Sicilian Salad with Dried Fruit and Fried Rosemary

I’m not quite sure why I call this Sicilian Salad. I guess because that’s what it says at the top of the recipe I keep in my computer. A recipe I copied from a note card I must have written in the 1990’s. I wish I’d kept the note card as opposed to transcribing all my stuff into computer files decades ago. I bet that note card had some clue as to why I call this particular type of salad a Sicilian Salad.

My guess is I had something similar in Sicily (the one time I went there in the 1980s). I know that’s not exactly definitive proof that this Sicilian Salad is at all typical of Sicily. But if it helps any I make this salad a lot and I always call it Sicilian Salad. Of course I make it different every time, because I imagine that’s how they’d do it in Sicily. Sometimes I use apples instead of grapes. Sometimes persimmons. Salads should be seasonal.

Almonds show up in my Sicilian Salad all the time. This time I used pine nuts because that’s what I had. Salads should be simple.

I usually use some sort of bitter green too, like escarole or treviso (I know treviso is red, but it’s still green to me. I also know Treviso is in Northern Italy– lighten up).

Lastly, I always use some other “heftier” cooked veggie as a base in this salad (like broccoli rabe or zucchini). Green beans show up a whole lot too. Well, in this case haricots vert. I know haricots vert are French (really you’re taking this Sicilian Salad moniker a little too literally).

The only other constant, and the reason I call this a Sicilian Salad, is the fried prosciutto ‘chips’ and the combination of dried fruit and nuts stirred into a very lemony dressing. Oh I can’t forget the rosemary. This is the only salad I ever bother with frying rosemary. I’m not sure why that’s so. I love fried rosemary.

So there you have it. Sicilian Salad. Sweet, sour and salty– with plenty of crunch. Just like Sicily, right? Well, just go with it… I did. GREGSicilian Salad

Sicilian Dried Fruit Salad 

Print This Recipe Total time Yield 2–4Published


  • 1 ounce raisins
  • water (as needed)
  • 4 ounce haricots vert (trimmed on the stem end)
  • ice (as needed)
  • kosher salt (as needed)
  • olive oil (as needed according to the size of your pan)
  • 4 (3‑inch) sprigs fresh rosemary
  • 4 thin slices prosciutto
  • 1 cup halved grapes
  • 8 dried apricots (cut into ¼ inch dice)
  • ½ small red onion (peeled and thinly sliced)
  • 1 lemon (juice only)
  • 1 treviso (or radicchio or other bitter Italian leafy vegetable)
  • 1 ounce pine nuts (toasted)
  • black pepper (to taste)


Place the raisins in a small heat-proof bowl. Cover with boiling water. Set aside at least 20 minutes and up to 1 hour. Drain before using.

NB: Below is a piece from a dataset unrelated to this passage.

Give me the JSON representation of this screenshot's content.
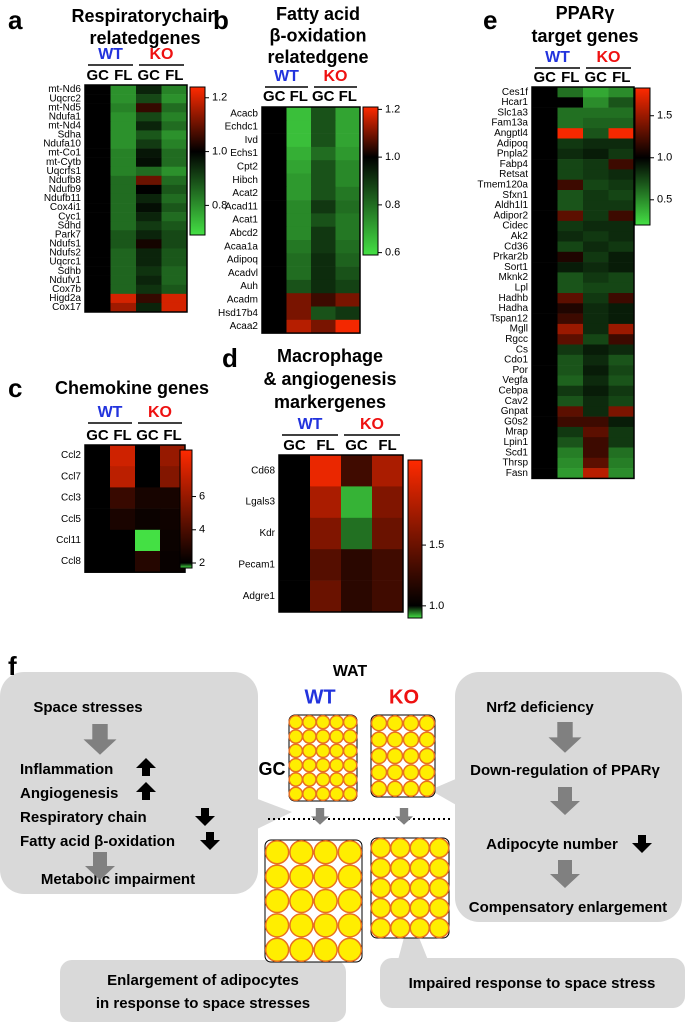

Fill a large bowl with ice water; set aside. Bring a large pot of water to a boil, salt it generously and add haricots vert. Blanch them until crisp-tender, 2 to 3 minutes and no more. Quickly drain and then plunge them into the prepared ice water to stop the cooking. Drain again and pat dry. (Haricots vert can be blanched 1 day ahead, drained and patted dry, covered and refrigerated until ready to use.)

Pour about 1 inch of olive oil into a very small saucepan; place over high heat. Once the oil begins to shimmer add one rosemary sprig to the hot oil. It should sizzle, but not burn. Fry the rosemary about 30 seconds, just until the color changes but before it begins to brown. Transfer to a paper towel lined plate to drain. Repeat with remaining rosemary sprigs. Remove oil from heat and set aside to cool. Retain it for the dressing.

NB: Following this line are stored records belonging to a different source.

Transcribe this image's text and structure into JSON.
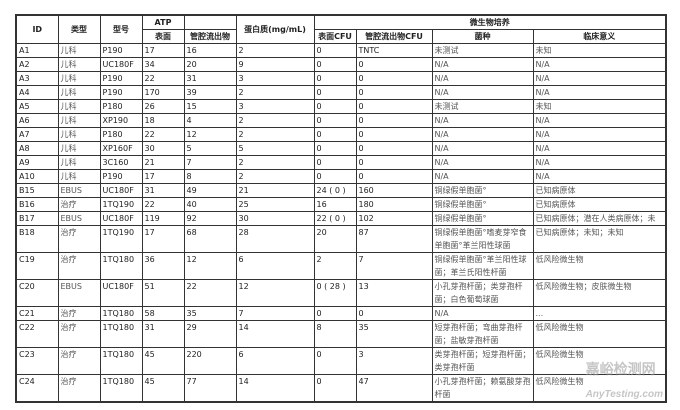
{
  "headers": {
    "id": "ID",
    "type": "类型",
    "model": "型号",
    "atp": "ATP",
    "atp_surface": "表面",
    "atp_lumen": "管腔流出物",
    "protein": "蛋白质(mg/mL)",
    "micro": "微生物培养",
    "cfu_surface": "表面CFU",
    "cfu_lumen": "管腔流出物CFU",
    "species": "菌种",
    "clinical": "临床意义"
  },
  "rows": [
    [
      "A1",
      "儿科",
      "P190",
      "17",
      "16",
      "2",
      "0",
      "TNTC",
      "未测试",
      "未知"
    ],
    [
      "A2",
      "儿科",
      "UC180F",
      "34",
      "20",
      "9",
      "0",
      "0",
      "N/A",
      "N/A"
    ],
    [
      "A3",
      "儿科",
      "P190",
      "22",
      "31",
      "3",
      "0",
      "0",
      "N/A",
      "N/A"
    ],
    [
      "A4",
      "儿科",
      "P190",
      "170",
      "39",
      "2",
      "0",
      "0",
      "N/A",
      "N/A"
    ],
    [
      "A5",
      "儿科",
      "P180",
      "26",
      "15",
      "3",
      "0",
      "0",
      "未测试",
      "未知"
    ],
    [
      "A6",
      "儿科",
      "XP190",
      "18",
      "4",
      "2",
      "0",
      "0",
      "N/A",
      "N/A"
    ],
    [
      "A7",
      "儿科",
      "P180",
      "22",
      "12",
      "2",
      "0",
      "0",
      "N/A",
      "N/A"
    ],
    [
      "A8",
      "儿科",
      "XP160F",
      "30",
      "5",
      "5",
      "0",
      "0",
      "N/A",
      "N/A"
    ],
    [
      "A9",
      "儿科",
      "3C160",
      "21",
      "7",
      "2",
      "0",
      "0",
      "N/A",
      "N/A"
    ],
    [
      "A10",
      "儿科",
      "P190",
      "17",
      "8",
      "2",
      "0",
      "0",
      "N/A",
      "N/A"
    ],
    [
      "B15",
      "EBUS",
      "UC180F",
      "31",
      "49",
      "21",
      "24 ( 0 )",
      "160",
      "铜绿假单胞菌°",
      "已知病原体"
    ],
    [
      "B16",
      "治疗",
      "1TQ190",
      "22",
      "40",
      "25",
      "16",
      "180",
      "铜绿假单胞菌°",
      "已知病原体"
    ],
    [
      "B17",
      "EBUS",
      "UC180F",
      "119",
      "92",
      "30",
      "22 ( 0 )",
      "102",
      "铜绿假单胞菌°",
      "已知病原体；潜在人类病原体；未"
    ],
    [
      "B18",
      "治疗",
      "1TQ190",
      "17",
      "68",
      "28",
      "20",
      "87",
      "铜绿假单胞菌°嗜麦芽窄食单胞菌°革兰阳性球菌",
      "已知病原体；未知；未知"
    ],
    [
      "C19",
      "治疗",
      "1TQ180",
      "36",
      "12",
      "6",
      "2",
      "7",
      "铜绿假单胞菌°革兰阳性球菌；革兰氏阳性杆菌",
      "低风险微生物"
    ],
    [
      "C20",
      "EBUS",
      "UC180F",
      "51",
      "22",
      "12",
      "0 ( 28 )",
      "13",
      "小孔芽孢杆菌；类芽孢杆菌；白色葡萄球菌",
      "低风险微生物；皮肤微生物"
    ],
    [
      "C21",
      "治疗",
      "1TQ180",
      "58",
      "35",
      "7",
      "0",
      "0",
      "N/A",
      "..."
    ],
    [
      "C22",
      "治疗",
      "1TQ180",
      "31",
      "29",
      "14",
      "8",
      "35",
      "短芽孢杆菌；弯曲芽孢杆菌；盐敏芽孢杆菌",
      "低风险微生物"
    ],
    [
      "C23",
      "治疗",
      "1TQ180",
      "45",
      "220",
      "6",
      "0",
      "3",
      "类芽孢杆菌；短芽孢杆菌；类芽孢杆菌",
      "低风险微生物"
    ],
    [
      "C24",
      "治疗",
      "1TQ180",
      "45",
      "77",
      "14",
      "0",
      "47",
      "小孔芽孢杆菌；赖氨酸芽孢杆菌",
      "低风险微生物"
    ]
  ],
  "watermark": {
    "line1": "嘉峪检测网",
    "line2": "AnyTesting.com"
  }
}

Lay the prosciutto slices in a single layer along the bottom of heavy bottomed non-stick or cast iron skillet. Turn the heat to medium-high and fry the slices until crisp, turning once. If the slices want to curl too much try weighting them down with a bacon press or a slightly smaller pan. Watch them closely. They can go from crisp to burned easily. Transfer to a paper towel lined plate to drain. Once cool, crumble into bite-sized bits.

Place the raisins, haricots vert, halved grapes, diced apricots and onion slices in a large bowl. Roll the fried rosemary sprigs between your fingers allowing the leaves to fall from the stems into the bowl. Discard stems. Add the lemon juice and 5 tablespoons of the cooled rosemary scented olive oil; stir to combine.

Slice the treviso crosswise into ¼ inch strips, separating and discarding any pieces of core as you work. Add the strips to the salad bowl; toss to combine.

Divide salad among 4 plates (2 if serving as a main course) and top with crumbled fried prosciutto, toasted pine nuts and a grind of black pepper. Serve immediately.